Dechert LLP

Highlights

  • The Nondebtor Release Prohibition Act was submitted to the House for a full vote on November 3, 2021.
  • The Bill seeks to end the discharge of liabilities for non-debtors in bankruptcy and stop the use of “divisive mergers” as a means of assigning away massive liabilities. 
  • If passed, the bill would outlaw plans containing non-consensual third-party release of non-debtors and limit companies from utilizing bankruptcy in concert with the assignment of mass liabilities to newly formed subsidiaries.

Introduction

Last week, the House Judiciary Committee voted to send the Nondebtor Release Prohibition Act of 2021 to the floor of the house for vote. If passed, the bill would introduce two major amendments to the Bankruptcy Code. As foreshadowed by its title, the bill seeks to end the ability of non-debtor parties from obtaining a release in a Chapter 11 case of their affiliated entity. The bill would also terminate the use of “divisive mergers” in Chapter 11, a corporate reorganization tool made available by Texas and Delaware that allows companies to assign liabilities to a subsidiary that can then seek the protective auspices of bankruptcy.

Third-Party Release

Third-party releases, and especially nonconsensual third-party releases in Chapter 11 plans, have been a sticking point for at least a decade. In almost every large (and even not so large) case, the debtors include some version of a third-party release provision which garners objections from affected creditors and the office of the United States Trustee. The U.S. Trustee has been consistently objecting to these provisions in cases across the country, arguing that they violate the Bankruptcy Code (and the Constitution). Nonetheless the majority of lower courts approve them as does the majority of the Circuit courts. 

The bill would introduce section 113 to Chapter 1, Title 11 of the United States Code. The new section provides three major changes to the Bankruptcy Code. First, § 113(a) would restrict a court from approving any provision in a “plan of reorganization or otherwise” that discharges or modifies the liability of a non-debtor entity. Second, § 113(b)(5) includes would produce a carve-out to subsection (a), whereby the court is reserved the power to approve the “disposition of a claim or cause of action” of a non-debtor to the extent that each non-debtor affected by a proposed release consents in writing to the release and the consent or lack thereof does not affect its treatment under the plan. 

Finally, § 113(c) limits the effect of any order or decree under Chapter 11 temporarily staying the commencement or continuation of a proceeding against a non-debtor to 90 days except on the affected creditors’ consent.

Texas Two Step

In the last year or so, several companies created newly formed subsidiaries, to absorb mass litigation liabilities and filed for bankruptcy.
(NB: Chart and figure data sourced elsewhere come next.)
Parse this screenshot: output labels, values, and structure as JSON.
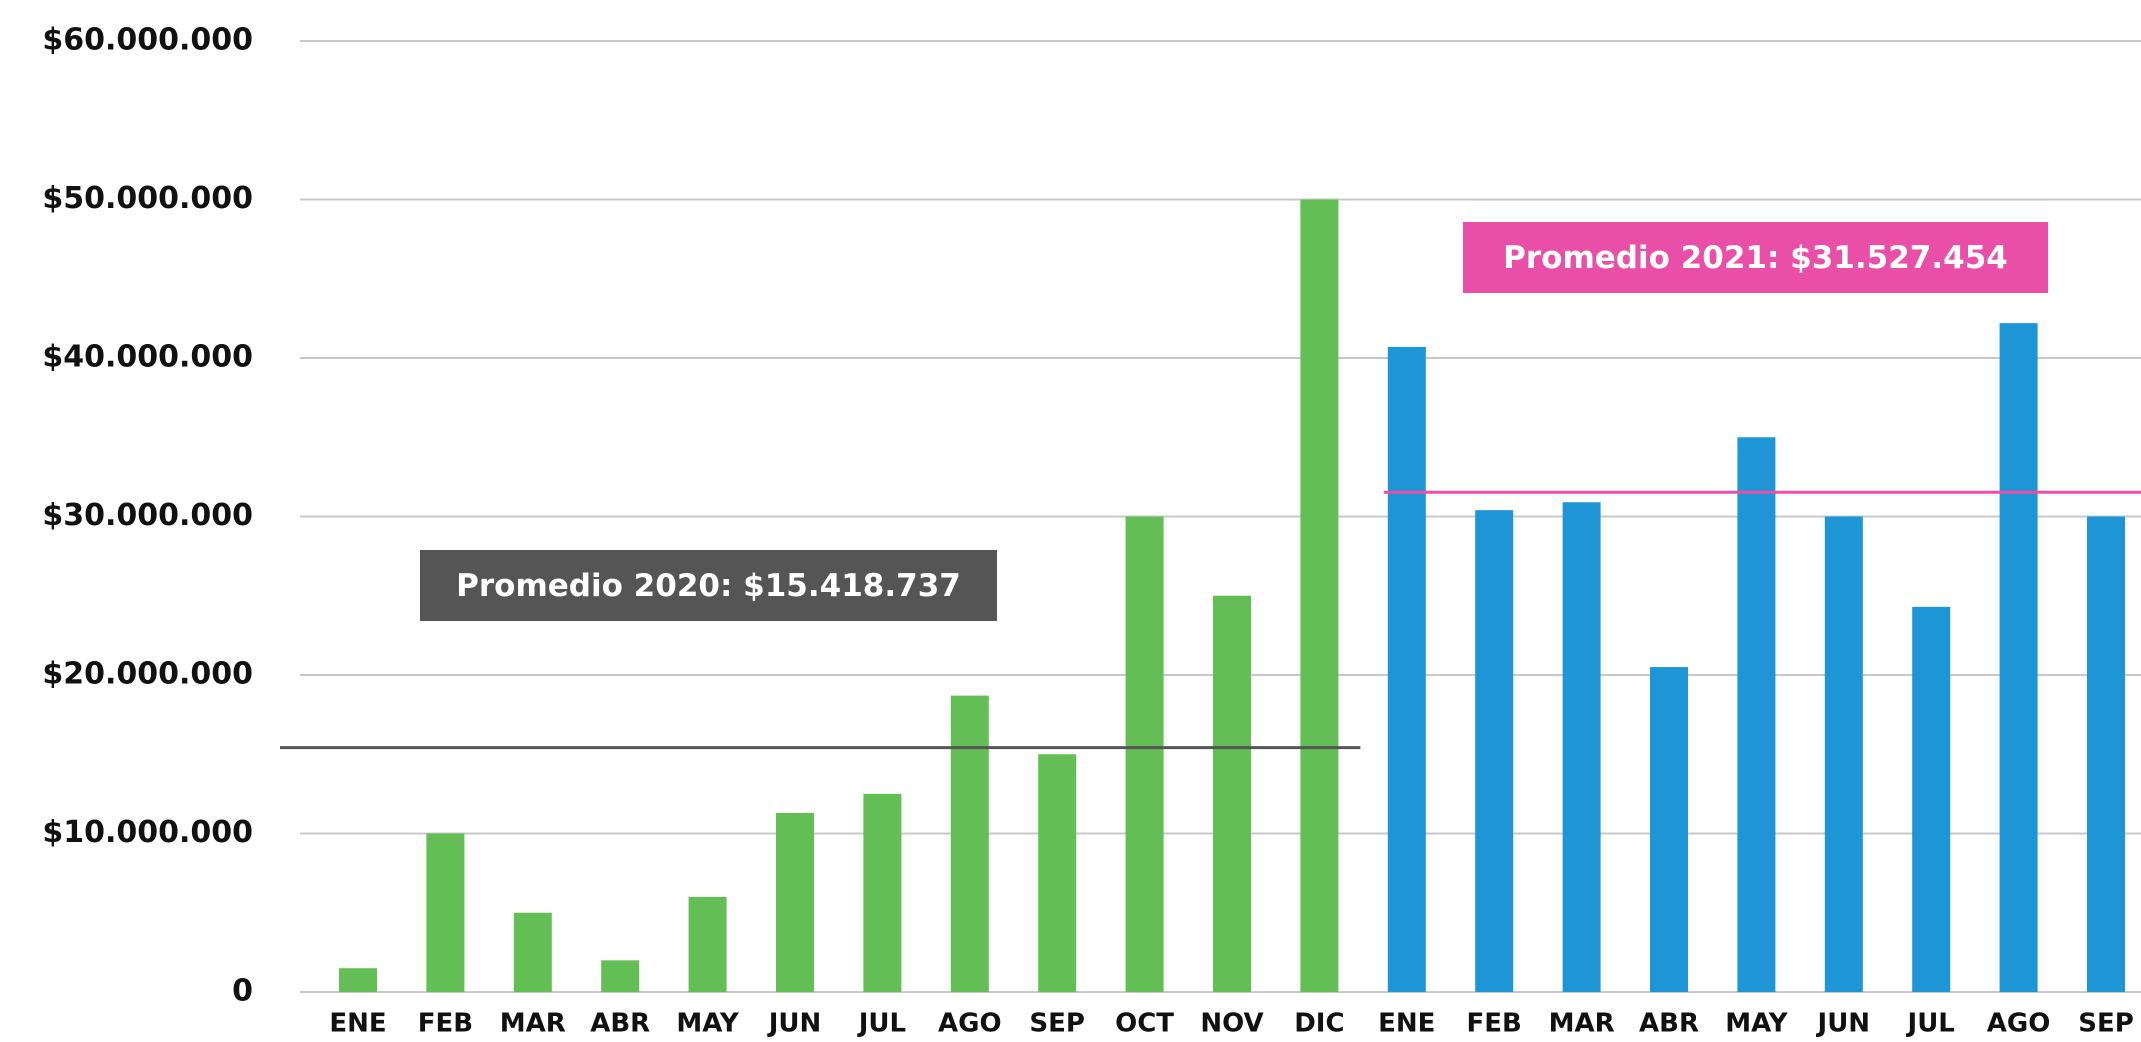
{
  "chart_data": {
    "type": "bar",
    "categories": [
      "ENE",
      "FEB",
      "MAR",
      "ABR",
      "MAY",
      "JUN",
      "JUL",
      "AGO",
      "SEP",
      "OCT",
      "NOV",
      "DIC",
      "ENE",
      "FEB",
      "MAR",
      "ABR",
      "MAY",
      "JUN",
      "JUL",
      "AGO",
      "SEP"
    ],
    "series": [
      {
        "color": "#63be55",
        "values": [
          1500000,
          10000000,
          5000000,
          2000000,
          6000000,
          11300000,
          12500000,
          18700000,
          15000000,
          30000000,
          25000000,
          50000000,
          null,
          null,
          null,
          null,
          null,
          null,
          null,
          null,
          null
        ],
        "average": {
          "value": 15418737,
          "label": "Promedio 2020: $15.418.737",
          "color": "#555555"
        }
      },
      {
        "color": "#1e95d4",
        "values": [
          null,
          null,
          null,
          null,
          null,
          null,
          null,
          null,
          null,
          null,
          null,
          null,
          40700000,
          30400000,
          30900000,
          20500000,
          35000000,
          30000000,
          24300000,
          42200000,
          30000000
        ],
        "average": {
          "value": 31527454,
          "label": "Promedio 2021: $31.527.454",
          "color": "#ea4fa8"
        }
      }
    ],
    "ylim": [
      0,
      60000000
    ],
    "yticks": [
      0,
      {
        "value": 10000000,
        "label": "$10.000.000"
      },
      {
        "value": 20000000,
        "label": "$20.000.000"
      },
      {
        "value": 30000000,
        "label": "$30.000.000"
      },
      {
        "value": 40000000,
        "label": "$40.000.000"
      },
      {
        "value": 50000000,
        "label": "$50.000.000"
      },
      {
        "value": 60000000,
        "label": "$60.000.000"
      }
    ],
    "grid": true
  }
}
The internal restructuring named “Texas Two Step” gets its name thanks to the Texas divisive merger statute which permits an entity to split itself into one or more entities and assign certain assets and liabilities to one of these newly created entities. A divisive merger is similar to a traditional merger in a sense that the agreement and plan of merger must clearly identify the assets and liabilities allocated to each entity involved and no actual assignment document is required. Subsequently, the entity holding such liabilities files Chapter 11 in an effort to achieve a global resolution of the claims, including a stay of litigation and a non-consensual third-party release of all claims against, its non-debtor affiliates. 

Under the proposed amendment to 11 U.S.C. § 1112, a court should dismiss a Chapter 11 case if the debtor or its “predecessor” was subject to, “formed[,] or organized in connection with a divisional merger or equivalent transaction” which “had the intent or foreseeable effect of separating material assets from material liabilities” and “assigning or allocating all or a substantial portion of those liabilities to the debtor” during the ten year period before the date of filing the petition.

Conclusion  

While there is a lot of wood to chop before the bill or any of its provisions become law, one should take note of Congress’s awareness of developments in bankruptcy practice and the tools being utilized by the bankruptcy process to accomplish the successful reorganization of financially troubled companies. While Congress is focusing on practices some of its members view as unacceptable, Congress will be well advised to proceed with caution. Troubled companies, including those with mass tort liabilities and other claims giving rise to crushing litigation costs and seemingly endless assault on the judiciary’s time and resources, should be able to avail themselves of the flexible tools required to accomplish a successful reorganization, with the bankruptcy court serving as a gatekeeper protecting all interests at play. Congress should be careful to not throw out the baby with the bath water.